The position Pref is selected to be a point, centered relative to the playback device 2.

It is also assumed that the multichannel signal S delivers to the playback system 1 during the step E10 is an audio signal made up of four distinct channels.

In this third example, the following steps are performed by the playback system 1 on the signal S:

1) Decomposing the signal S into frequency sub-bands in step E20 using a Fourier transform applied to the signal S, each frequency sub-band comprising a signal Si made up of four channels.

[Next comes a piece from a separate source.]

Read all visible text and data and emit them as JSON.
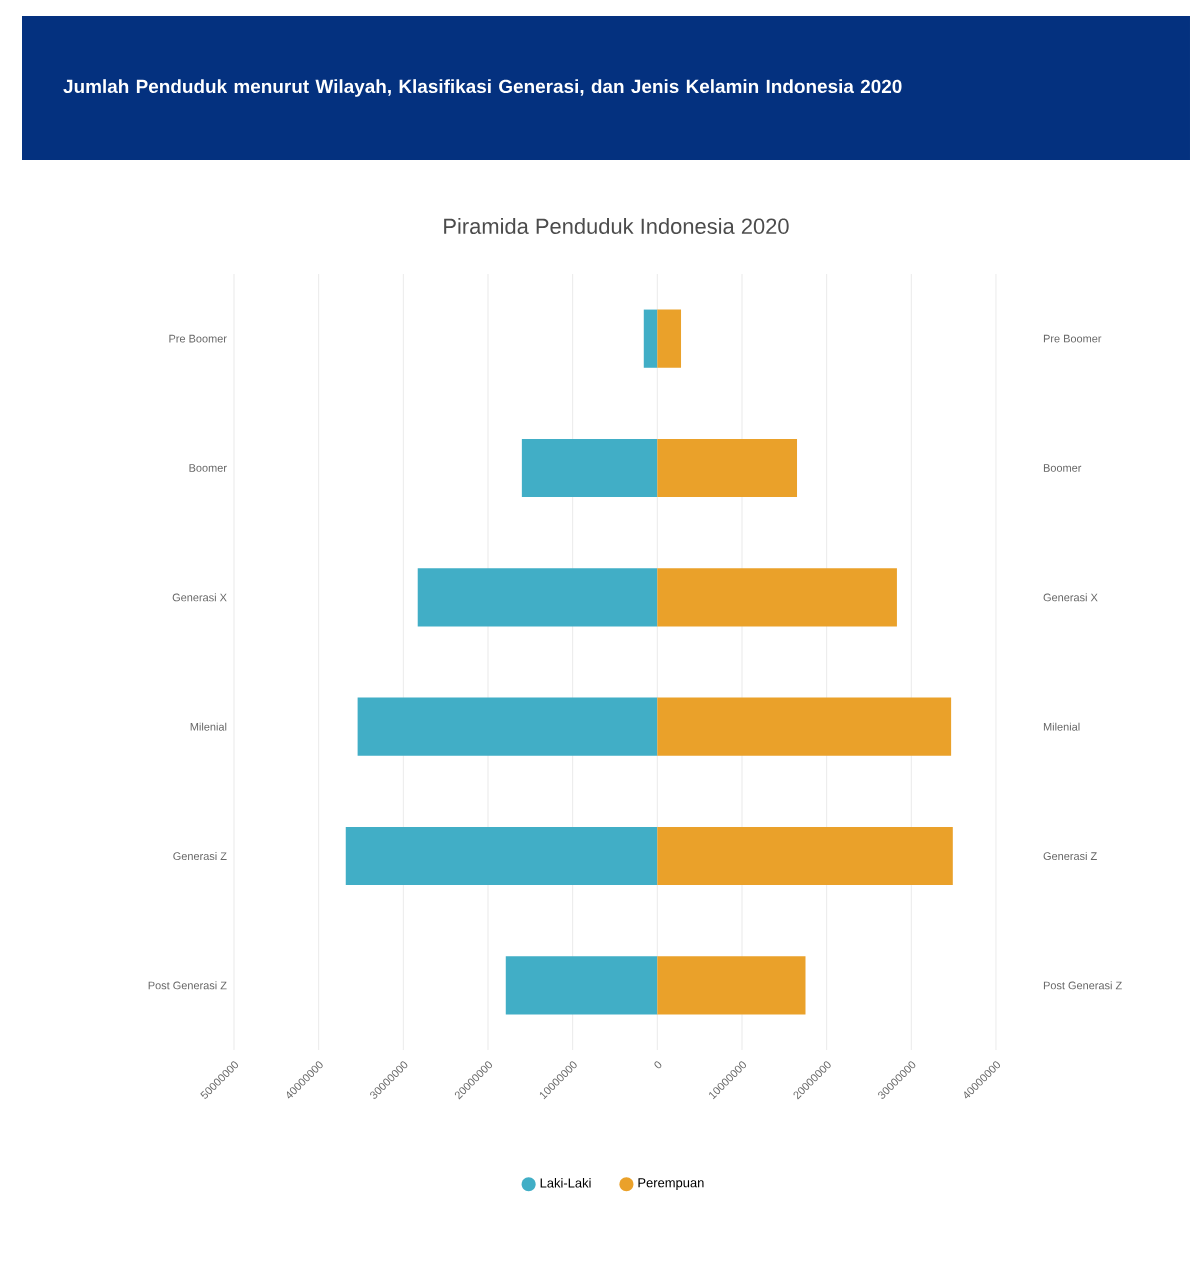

2) Spatially analyzing ΣI the signal S, or in equivalent manner each signal Si over each frequency sub-band during the step E30 and comprising:

spatial decomposition into spherical harmonics;

from each signal Si, extracting diffuse and localized sound objects from each signal and determining their characteristics (directions and amplitudes) using the technique described in Document WO 2012/025580 (this step may optionally include coding the signal Si in an audio format of the HOA type, which is itself known); and

separating localized sound objects detected during scanning into the categories OBJLocIntW and OBCLocExtW by comparing the examined directions in which the objects have been detected relative to the excursion angle Ω/2 associated with the spatial window W, as described above for Examples 1 and 2.

3) Playing back ΣII/E50 the signal S, and more precisely the sound objects extracted during the spatial analysis ΣI:

during the step E51, playing back inside the spatial window W localized sound objects that are estimated as being positioned inside the spatial window W (category OBJLocIntW) with the help of playback treatment T-A combining a WFS technique and radiation control that takes account of the radiation from each loudspeaker and the influence of the acoustic enclosure proper that contains the various loudspeakers. The sound playback field for each object is controlled by means of filters. Such treatment is described in particular in the not-yet published European patent application EP 1 116 572.0.

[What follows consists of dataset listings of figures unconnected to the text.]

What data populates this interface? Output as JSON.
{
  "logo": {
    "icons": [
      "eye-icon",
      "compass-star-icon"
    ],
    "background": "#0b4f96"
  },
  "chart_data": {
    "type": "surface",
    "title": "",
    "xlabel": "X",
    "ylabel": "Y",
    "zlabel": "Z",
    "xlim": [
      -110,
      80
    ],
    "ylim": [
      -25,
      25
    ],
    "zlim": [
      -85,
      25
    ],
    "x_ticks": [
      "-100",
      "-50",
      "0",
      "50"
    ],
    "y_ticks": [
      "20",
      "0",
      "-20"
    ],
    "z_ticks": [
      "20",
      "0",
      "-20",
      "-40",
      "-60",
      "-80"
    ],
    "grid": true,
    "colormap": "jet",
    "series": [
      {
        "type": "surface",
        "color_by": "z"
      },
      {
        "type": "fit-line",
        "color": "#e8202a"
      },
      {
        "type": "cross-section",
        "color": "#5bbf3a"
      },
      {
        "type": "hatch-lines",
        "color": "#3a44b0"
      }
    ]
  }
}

Thus, and more precisely, in this third example, the treatment T-A comprises creating virtual sources behind the playback device 2 by using the WSF technique, and applying filtering to the loudspeakers 2-1, . . . , 2-8 of the device 2 that is determined in such a manner that the energies of these sound objects played back via these virtual sources are directed towards the reference position and comply with the amplitudes determined in step E30;

during the step E52, playing back outside the spatial window W localized sound objects that are estimated as being positioned outside the spatial window W (category OBJLocExtW) with the help of playback treatment T-B as described in the not-yet published European patent application EP 11165720.1, and combining:

• • a WFS technique comprising creating virtual sources outside the spatial window W by forming two narrow beams that are reflected on the side walls of the room in which the playback device 2 is installed to a predetermined point position; and
  • applying filtering to the loudspeakers 2-1, . . . , 2-8 of the device 2 that is determined in such a manner that the energies of the sound objects played back by the virtual sources are directed and concentrated on the side walls of the room.

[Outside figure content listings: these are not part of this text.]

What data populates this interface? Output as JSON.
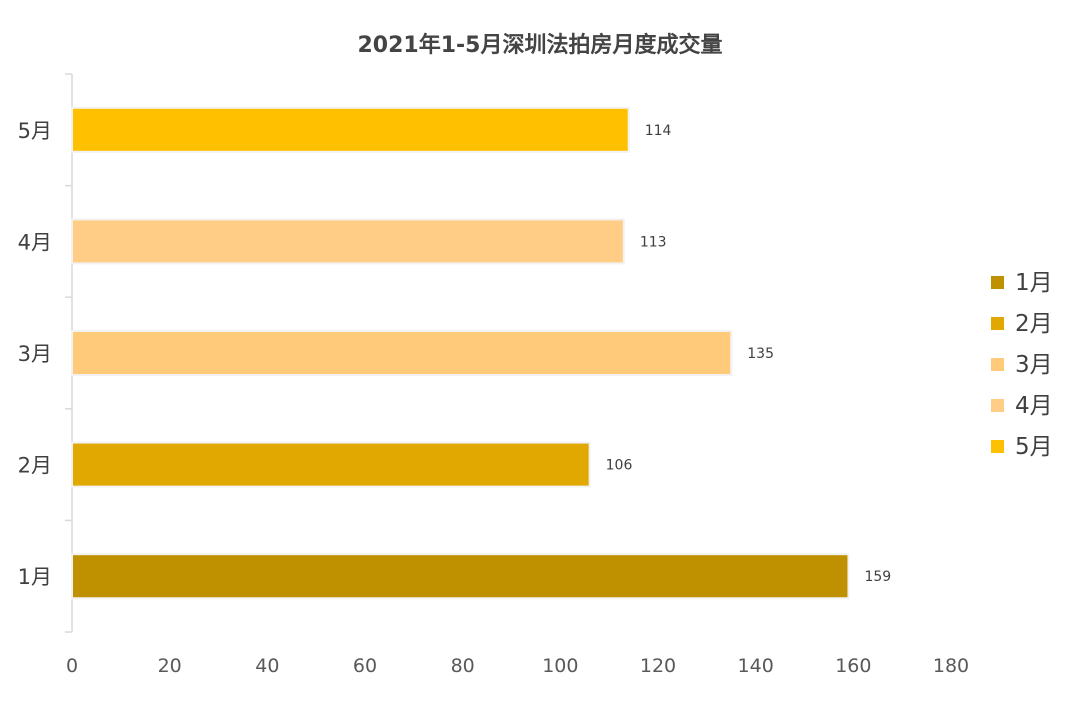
{
  "chart_data": {
    "type": "bar",
    "orientation": "horizontal",
    "title": "2021年1-5月深圳法拍房月度成交量",
    "xlabel": "",
    "ylabel": "",
    "categories": [
      "1月",
      "2月",
      "3月",
      "4月",
      "5月"
    ],
    "values": [
      159,
      106,
      135,
      113,
      114
    ],
    "colors": [
      "#BF9000",
      "#E0A800",
      "#FFCA7A",
      "#FFCD85",
      "#FFC000"
    ],
    "xlim": [
      0,
      180
    ],
    "xticks": [
      "0",
      "20",
      "40",
      "60",
      "80",
      "100",
      "120",
      "140",
      "160",
      "180"
    ],
    "grid": false,
    "legend": {
      "position": "right",
      "entries": [
        "1月",
        "2月",
        "3月",
        "4月",
        "5月"
      ]
    }
  }
}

The virtual sources as positioned in this way are used to play back the sound objects of the category OBJLocExtW along the directions and with the amplitudes estimated in step E30;

during step E53, playing back outside the spatial window W diffuse sound objects (category OBJDiff) with the help of playback treatment T-C as described in not-yet published European patent application EP 11165720.1, and combining:

• • a WFS technique comprising creating virtual sources outside the spatial window W by forming two wide beams that are reflected on a predetermined extended zone of the side walls of the room in which the playback device 2 is installed; and
  • applying filtering to the loudspeakers 2-1, . . . , 2-8 of the determined device 2 in such a manner that the energies of the sound objects played back via these virtual sources are directed and concentrated on the side walls of the room.

Naturally, these three examples are given purely by way of illustration and other configurations for the playback device, and also other spatial analysis techniques and other playback treatments could be used within the ambit of the invention.